# Code 0171



## dustyk87 (11 mo ago)

Stupid question. I like 51% pisitive I caused the code ecm to throw the code. I drove my sisters 2012 Sentra for the first time in about 3 months. I got a heavier foot. Therefore the fuel/air ratio would have become higher. Did i cause it to throw the code???


----------



## VStar650CL (Nov 12, 2020)

Not likely. Check for hidden cracks in the rubber intake boot. Very common, and if a code results it's usually P0171.


----------



## VStar650CL (Nov 12, 2020)

PS - Usually those cracks in the boot open up under accel or decel as the engine "rocks" in the mounts, so if your sis drives like grandma, then it's possible she just never aggravated the problem and you did. Check the motor mounts in addition to checking the intake boot.


----------



## dustyk87 (11 mo ago)

VStar650CL said:


> Not likely. Check for hidden cracks in the rubber intake boot. Very common, and if a code results it's usually P0171.
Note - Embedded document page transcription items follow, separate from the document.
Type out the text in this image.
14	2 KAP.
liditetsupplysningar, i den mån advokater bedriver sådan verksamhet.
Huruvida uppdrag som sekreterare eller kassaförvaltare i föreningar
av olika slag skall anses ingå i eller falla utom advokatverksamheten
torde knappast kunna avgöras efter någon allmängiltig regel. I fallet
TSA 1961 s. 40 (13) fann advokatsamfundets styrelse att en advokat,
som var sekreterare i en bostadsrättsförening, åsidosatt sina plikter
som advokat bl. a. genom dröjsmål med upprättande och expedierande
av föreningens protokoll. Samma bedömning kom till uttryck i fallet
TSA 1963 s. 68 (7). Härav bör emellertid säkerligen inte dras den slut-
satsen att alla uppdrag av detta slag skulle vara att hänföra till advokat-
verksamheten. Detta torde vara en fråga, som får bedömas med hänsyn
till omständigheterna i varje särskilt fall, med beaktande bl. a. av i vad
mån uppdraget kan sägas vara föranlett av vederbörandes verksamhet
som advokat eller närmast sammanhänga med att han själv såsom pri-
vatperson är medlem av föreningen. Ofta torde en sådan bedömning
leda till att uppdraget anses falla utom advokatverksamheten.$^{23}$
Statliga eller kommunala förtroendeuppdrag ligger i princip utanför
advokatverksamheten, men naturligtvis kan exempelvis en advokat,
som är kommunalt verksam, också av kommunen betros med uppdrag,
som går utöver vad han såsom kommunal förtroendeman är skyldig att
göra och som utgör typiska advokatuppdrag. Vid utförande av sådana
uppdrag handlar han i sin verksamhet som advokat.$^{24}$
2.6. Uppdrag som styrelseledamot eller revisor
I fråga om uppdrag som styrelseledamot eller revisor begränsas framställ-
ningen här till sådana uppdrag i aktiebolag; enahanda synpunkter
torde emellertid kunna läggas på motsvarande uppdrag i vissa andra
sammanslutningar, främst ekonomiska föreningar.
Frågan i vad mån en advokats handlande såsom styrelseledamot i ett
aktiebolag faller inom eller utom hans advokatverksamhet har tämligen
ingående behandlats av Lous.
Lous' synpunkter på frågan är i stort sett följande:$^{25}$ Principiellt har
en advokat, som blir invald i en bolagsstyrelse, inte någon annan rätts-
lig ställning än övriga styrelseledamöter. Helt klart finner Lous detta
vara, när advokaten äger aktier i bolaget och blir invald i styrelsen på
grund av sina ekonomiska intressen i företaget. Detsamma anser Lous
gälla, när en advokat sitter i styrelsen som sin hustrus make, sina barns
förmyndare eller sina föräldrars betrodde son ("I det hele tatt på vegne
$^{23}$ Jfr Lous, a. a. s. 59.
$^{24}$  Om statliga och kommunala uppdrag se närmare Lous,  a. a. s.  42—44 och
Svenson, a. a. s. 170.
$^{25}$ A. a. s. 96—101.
Yea it threw code P0171 to lean bank one but it wasnt the boot. I wasn't informed she hit a 2×4 in the rd a few weeks back and it broke of some of the intake down piping. Guess what?? I sucked up a grocery bag up the intake to the filter . Hahahahahahahahaha


----------



## VStar650CL (Nov 12, 2020)

dustyk87 said:


> Guess what?? I sucked up a grocery bag up the intake to the filter . Hahahahahahahahaha


That will do it. Whoops!


----------